SEBI is addressing core trading and operational mechanisms to boost market efficiency and investor protection.

  • Algorithmic (Algo) Trading: The regulator acknowledges that "Algo trading is the future" and the immediate challenge lies in implementing the algorithmic trading framework, which is currently facing operational hurdles. SEBI has set a timeline of December to resolve all issues related to algo trading implementation.
  • Reviewing Securities Lending and Borrowing (SLB): SEBI is reviewing the Securities Lending and Borrowing (SLB) mechanism to determine if any process or structural changes are needed to make it simpler and more widely used by market participants. The goal is to deepen the daily cash equity volumes, which have nearly doubled to over ₹1-lakh crore in the past three years.
    • SLB Mechanism: The SLB mechanism allows investors to lend idle shares for a pay-off and allows others to borrow shares for purposes like short-selling and arbitrage. These transactions are done via exchanges and are regulated.
  • Derivatives Market and Risk Management: Following detailed data analysis of index options, SEBI has introduced several measures in the short-term derivatives market and will continue to adopt a consultative approach in framing further changes. This is to ensure investors understand the risks and suitability of such products.
  • Commodity Market Revival: SEBI is working on reviving the commodity market and introducing measures to boost liquidity. A challenge noted is the "constitutional limits" preventing SEBI from dealing with spot transactions in commodities, as that falls under state governments, despite farmers needing immediate payment rather than waiting for future settlement.
  • Operational Continuity: SEBI is working to require key market participants to ensure operational continuity during outages, similar to existing rules for stockbrokers.

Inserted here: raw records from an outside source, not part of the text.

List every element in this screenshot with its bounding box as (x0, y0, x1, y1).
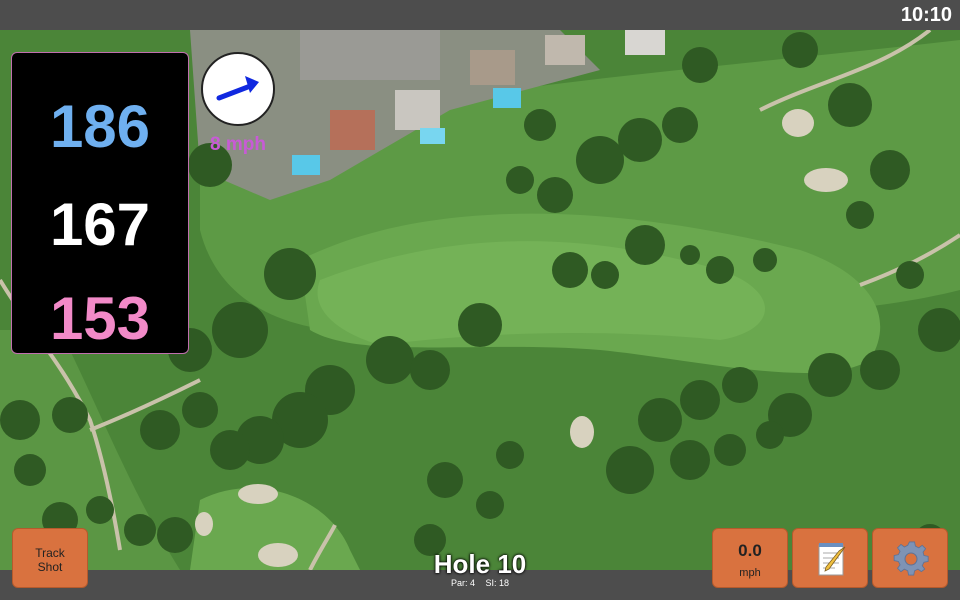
gear-icon (893, 541, 929, 576)
satellite-course-map[interactable]: 186 167 153 8 mph (0, 30, 960, 570)
settings-button[interactable] (872, 528, 948, 588)
notepad-icon (818, 543, 846, 576)
front-of-green-distance: 153 (49, 285, 151, 352)
wind-direction-indicator (201, 52, 275, 126)
track-shot-label-line2: Shot (37, 560, 63, 574)
hole-title: Hole 10 (433, 549, 527, 579)
speed-value: 0.0 (738, 541, 762, 560)
notes-button[interactable] (792, 528, 868, 588)
hole-par: Par: 4 (450, 578, 475, 588)
speed-unit: mph (739, 567, 761, 579)
clock: 10:10 (900, 4, 952, 26)
status-bar: 10:10 (0, 0, 960, 30)
track-shot-label-line1: Track (35, 546, 65, 560)
wind-arrow-icon (216, 76, 259, 101)
hole-details: Par: 4 SI: 18 (380, 578, 580, 588)
yardage-panel: 186 167 153 (11, 52, 189, 354)
hole-stroke-index: SI: 18 (485, 578, 510, 588)
wind-speed: 8 mph (210, 134, 266, 155)
speed-button[interactable]: 0.0 mph (712, 528, 788, 588)
middle-of-green-distance: 167 (49, 191, 151, 258)
track-shot-button[interactable]: Track Shot (12, 528, 88, 588)
back-of-green-distance: 186 (49, 93, 151, 160)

III. Protecting Unclaimed Assets (Mutual Funds and Securities)

SEBI has implemented new measures to help investors retrieve unclaimed assets across the financial ecosystem.

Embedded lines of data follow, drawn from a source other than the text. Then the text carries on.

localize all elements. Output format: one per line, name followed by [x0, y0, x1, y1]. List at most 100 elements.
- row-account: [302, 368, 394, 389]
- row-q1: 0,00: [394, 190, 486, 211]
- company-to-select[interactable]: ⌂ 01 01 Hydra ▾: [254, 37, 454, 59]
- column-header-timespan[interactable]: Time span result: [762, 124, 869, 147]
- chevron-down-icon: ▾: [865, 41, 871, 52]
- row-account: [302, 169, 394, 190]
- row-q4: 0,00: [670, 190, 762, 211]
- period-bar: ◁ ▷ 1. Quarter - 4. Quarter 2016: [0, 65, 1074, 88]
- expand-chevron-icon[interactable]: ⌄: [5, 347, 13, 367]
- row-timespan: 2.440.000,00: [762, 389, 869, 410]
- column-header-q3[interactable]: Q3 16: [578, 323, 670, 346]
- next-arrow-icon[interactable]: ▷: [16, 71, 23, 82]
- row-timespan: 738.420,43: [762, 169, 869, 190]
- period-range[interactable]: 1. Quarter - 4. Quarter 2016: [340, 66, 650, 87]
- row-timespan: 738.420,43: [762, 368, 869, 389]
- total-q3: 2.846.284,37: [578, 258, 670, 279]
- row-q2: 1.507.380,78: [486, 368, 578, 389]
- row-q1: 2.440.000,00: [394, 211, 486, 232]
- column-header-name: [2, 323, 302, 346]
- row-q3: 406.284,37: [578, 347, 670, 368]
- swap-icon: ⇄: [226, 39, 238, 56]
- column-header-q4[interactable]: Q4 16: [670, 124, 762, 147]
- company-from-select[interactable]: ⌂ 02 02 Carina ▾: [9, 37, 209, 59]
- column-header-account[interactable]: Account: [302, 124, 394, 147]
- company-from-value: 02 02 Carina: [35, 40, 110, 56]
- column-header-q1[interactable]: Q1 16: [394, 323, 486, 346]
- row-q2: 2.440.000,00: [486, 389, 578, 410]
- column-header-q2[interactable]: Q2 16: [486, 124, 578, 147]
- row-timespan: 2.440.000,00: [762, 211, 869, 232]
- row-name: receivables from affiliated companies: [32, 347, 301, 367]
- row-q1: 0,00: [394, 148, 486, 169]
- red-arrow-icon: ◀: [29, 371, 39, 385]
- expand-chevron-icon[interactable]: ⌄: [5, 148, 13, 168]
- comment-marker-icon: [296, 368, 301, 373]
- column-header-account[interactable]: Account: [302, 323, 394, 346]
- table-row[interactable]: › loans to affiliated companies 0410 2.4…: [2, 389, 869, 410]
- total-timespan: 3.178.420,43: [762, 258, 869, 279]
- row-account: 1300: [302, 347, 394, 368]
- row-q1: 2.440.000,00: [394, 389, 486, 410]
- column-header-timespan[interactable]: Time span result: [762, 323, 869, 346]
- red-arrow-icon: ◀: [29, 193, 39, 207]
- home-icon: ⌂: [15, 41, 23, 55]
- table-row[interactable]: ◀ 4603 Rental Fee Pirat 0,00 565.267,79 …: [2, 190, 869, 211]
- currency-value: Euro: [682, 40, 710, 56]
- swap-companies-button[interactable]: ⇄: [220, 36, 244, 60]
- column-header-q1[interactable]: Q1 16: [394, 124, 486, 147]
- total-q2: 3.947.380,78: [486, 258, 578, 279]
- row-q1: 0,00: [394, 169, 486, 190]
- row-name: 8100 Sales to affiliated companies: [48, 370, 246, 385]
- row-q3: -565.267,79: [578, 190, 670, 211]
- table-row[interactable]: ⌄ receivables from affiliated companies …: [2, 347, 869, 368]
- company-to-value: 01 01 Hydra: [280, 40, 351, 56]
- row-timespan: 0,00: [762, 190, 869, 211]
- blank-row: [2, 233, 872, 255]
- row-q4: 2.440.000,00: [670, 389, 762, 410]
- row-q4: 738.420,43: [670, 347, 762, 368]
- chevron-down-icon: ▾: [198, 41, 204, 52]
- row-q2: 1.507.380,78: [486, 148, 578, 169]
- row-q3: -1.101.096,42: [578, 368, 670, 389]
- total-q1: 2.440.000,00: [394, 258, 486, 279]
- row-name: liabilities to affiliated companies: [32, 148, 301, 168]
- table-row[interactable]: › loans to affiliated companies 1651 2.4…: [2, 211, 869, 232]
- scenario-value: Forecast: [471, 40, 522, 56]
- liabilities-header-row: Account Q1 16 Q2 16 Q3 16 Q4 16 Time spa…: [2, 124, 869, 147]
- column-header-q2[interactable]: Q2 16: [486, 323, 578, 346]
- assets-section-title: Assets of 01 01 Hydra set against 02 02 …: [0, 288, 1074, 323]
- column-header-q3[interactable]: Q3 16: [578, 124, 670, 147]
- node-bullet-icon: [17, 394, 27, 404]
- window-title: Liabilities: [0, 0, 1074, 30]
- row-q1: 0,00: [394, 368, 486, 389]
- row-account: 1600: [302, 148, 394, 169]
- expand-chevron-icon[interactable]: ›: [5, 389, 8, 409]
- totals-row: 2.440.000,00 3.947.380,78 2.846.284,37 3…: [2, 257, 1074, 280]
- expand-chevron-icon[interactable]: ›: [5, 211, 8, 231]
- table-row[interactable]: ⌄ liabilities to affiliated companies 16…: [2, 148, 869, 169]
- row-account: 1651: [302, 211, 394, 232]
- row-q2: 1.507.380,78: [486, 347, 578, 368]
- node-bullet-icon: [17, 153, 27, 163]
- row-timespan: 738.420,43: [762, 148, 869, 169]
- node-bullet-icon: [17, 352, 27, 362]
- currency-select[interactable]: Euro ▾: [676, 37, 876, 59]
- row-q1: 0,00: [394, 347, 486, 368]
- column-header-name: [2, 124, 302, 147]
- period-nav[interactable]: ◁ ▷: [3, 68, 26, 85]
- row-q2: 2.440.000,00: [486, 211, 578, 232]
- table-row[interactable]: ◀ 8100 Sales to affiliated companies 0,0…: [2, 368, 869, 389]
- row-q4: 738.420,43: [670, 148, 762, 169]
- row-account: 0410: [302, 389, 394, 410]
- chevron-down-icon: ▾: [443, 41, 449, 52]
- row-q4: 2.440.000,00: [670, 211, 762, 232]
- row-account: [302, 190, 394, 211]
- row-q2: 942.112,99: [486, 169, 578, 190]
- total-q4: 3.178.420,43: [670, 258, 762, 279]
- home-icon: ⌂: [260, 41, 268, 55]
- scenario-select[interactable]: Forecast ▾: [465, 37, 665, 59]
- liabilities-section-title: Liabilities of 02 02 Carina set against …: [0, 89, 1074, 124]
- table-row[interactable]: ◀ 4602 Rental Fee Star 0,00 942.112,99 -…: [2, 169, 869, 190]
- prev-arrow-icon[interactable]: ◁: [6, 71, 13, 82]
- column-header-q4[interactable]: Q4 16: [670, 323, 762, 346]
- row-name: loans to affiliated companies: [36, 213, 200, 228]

  • Mutual Fund Investment Tracing and Retrieval Assistant (MITRA): SEBI launched MITRA (Mutual Fund Investment Tracing and Retrieval Assistant) on February 12 to tackle the issue of over ₹3,000 crore lying unclaimed with the mutual fund industry.
  • Industry-Wide Database: MITRA offers a searchable, industry-wide database of inactive and unclaimed folios, which can be accessed via MF Central, AMFI, SEBI, and AMC websites. This acts as a safeguard against misuse of inactive folios. Unclaimed proceeds and dividends often arise when payments bounce back due to issues like closed bank accounts or incomplete KYC.
  • Unclaimed Shares and Dividends: Shares and dividends that go unclaimed for seven consecutive years move to the Investor Education and Protection Fund (IEPF) under the Ministry of Corporate Affairs. Claimants can search the IEPF portal and file Form IEPF-5 for retrieval. SEBI and IEPFA also organize Niveshak Shivir (Investor Camp) to provide guided claim support and KYC updates.

IV. Cross-Border Regulatory Challenges

The regulatory environment is marked by challenges in cross-border cooperation involving high-profile entities.

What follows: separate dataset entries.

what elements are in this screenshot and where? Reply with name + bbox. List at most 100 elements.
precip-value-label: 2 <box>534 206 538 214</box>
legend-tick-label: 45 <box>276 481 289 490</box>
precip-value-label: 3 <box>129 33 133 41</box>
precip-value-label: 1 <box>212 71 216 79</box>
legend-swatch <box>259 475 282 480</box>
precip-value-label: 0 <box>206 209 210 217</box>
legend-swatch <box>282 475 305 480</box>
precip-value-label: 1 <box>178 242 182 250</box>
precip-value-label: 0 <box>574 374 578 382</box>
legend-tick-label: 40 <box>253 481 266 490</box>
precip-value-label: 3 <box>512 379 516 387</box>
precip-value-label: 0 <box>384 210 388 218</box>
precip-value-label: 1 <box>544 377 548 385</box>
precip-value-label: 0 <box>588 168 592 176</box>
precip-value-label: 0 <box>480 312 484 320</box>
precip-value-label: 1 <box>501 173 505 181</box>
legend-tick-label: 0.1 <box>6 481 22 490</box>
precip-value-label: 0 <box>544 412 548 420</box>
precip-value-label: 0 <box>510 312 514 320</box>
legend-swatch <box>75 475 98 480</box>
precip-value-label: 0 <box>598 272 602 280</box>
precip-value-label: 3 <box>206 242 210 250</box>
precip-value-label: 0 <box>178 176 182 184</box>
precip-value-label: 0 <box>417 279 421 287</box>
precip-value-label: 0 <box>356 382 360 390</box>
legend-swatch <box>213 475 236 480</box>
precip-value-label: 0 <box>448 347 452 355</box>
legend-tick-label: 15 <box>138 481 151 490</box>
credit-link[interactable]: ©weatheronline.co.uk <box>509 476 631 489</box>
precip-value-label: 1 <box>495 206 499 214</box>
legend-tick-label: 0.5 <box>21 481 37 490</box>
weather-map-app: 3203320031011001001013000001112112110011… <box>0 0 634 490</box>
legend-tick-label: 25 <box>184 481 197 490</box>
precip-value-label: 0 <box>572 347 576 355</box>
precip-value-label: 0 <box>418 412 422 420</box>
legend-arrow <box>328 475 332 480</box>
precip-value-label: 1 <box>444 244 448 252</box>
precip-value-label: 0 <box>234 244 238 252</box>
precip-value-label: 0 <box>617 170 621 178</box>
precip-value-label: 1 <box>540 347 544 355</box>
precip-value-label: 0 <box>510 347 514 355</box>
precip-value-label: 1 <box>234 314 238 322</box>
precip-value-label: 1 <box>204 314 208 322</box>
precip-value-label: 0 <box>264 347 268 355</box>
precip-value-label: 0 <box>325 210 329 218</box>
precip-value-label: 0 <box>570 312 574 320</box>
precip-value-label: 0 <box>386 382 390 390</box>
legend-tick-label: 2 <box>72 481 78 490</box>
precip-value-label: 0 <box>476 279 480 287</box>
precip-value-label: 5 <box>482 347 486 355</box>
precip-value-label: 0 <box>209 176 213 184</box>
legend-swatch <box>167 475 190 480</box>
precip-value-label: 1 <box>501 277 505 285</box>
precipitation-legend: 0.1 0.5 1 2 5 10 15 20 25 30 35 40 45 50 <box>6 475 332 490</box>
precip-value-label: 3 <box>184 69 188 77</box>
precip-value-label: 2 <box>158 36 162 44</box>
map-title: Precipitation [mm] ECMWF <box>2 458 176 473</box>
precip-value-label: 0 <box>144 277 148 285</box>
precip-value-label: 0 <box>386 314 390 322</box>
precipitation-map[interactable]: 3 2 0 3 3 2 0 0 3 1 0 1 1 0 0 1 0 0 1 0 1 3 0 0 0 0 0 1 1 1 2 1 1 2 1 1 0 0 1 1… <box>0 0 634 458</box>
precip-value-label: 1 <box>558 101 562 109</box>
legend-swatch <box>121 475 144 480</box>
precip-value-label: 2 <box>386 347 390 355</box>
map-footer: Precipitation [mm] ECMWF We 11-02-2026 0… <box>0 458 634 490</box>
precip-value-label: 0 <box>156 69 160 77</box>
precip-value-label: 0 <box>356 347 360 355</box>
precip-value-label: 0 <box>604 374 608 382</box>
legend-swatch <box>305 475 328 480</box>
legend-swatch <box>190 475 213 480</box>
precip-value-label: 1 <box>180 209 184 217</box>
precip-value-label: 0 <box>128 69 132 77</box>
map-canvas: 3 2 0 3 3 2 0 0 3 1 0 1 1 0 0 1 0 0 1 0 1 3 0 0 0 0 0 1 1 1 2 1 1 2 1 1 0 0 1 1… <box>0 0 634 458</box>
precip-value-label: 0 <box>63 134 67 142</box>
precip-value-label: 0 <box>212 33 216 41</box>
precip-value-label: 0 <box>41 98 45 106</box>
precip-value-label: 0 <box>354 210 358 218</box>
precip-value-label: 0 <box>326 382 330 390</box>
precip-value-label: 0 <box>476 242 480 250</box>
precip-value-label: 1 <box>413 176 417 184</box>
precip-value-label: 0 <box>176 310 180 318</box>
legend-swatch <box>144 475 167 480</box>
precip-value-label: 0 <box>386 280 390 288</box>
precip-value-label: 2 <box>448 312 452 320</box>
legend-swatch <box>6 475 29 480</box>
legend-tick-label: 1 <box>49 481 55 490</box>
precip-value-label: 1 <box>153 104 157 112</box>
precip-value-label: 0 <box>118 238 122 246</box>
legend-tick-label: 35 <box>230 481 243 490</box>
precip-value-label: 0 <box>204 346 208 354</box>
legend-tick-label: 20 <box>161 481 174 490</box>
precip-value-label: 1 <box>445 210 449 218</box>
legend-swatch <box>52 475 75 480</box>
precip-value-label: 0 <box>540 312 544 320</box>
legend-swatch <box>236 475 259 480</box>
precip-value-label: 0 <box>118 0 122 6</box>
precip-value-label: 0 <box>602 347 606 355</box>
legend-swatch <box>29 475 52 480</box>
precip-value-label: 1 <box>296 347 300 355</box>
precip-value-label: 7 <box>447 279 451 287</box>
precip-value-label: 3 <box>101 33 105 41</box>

  • US SEC Summons Request: The US Securities and Exchange Commission (SEC) has requested action from Indian authorities to serve summons and complaints to Adani Group executives concerning alleged securities fraud and a $265-million bribery scheme. The SEC has reported to a New York court that India’s Ministry of Law and Justice has yet to act on its repeated requests to serve the legal documents to Gautam Adani and Sagar Adani. The SEC intends to continue pursuing service via the Hague Service Convention.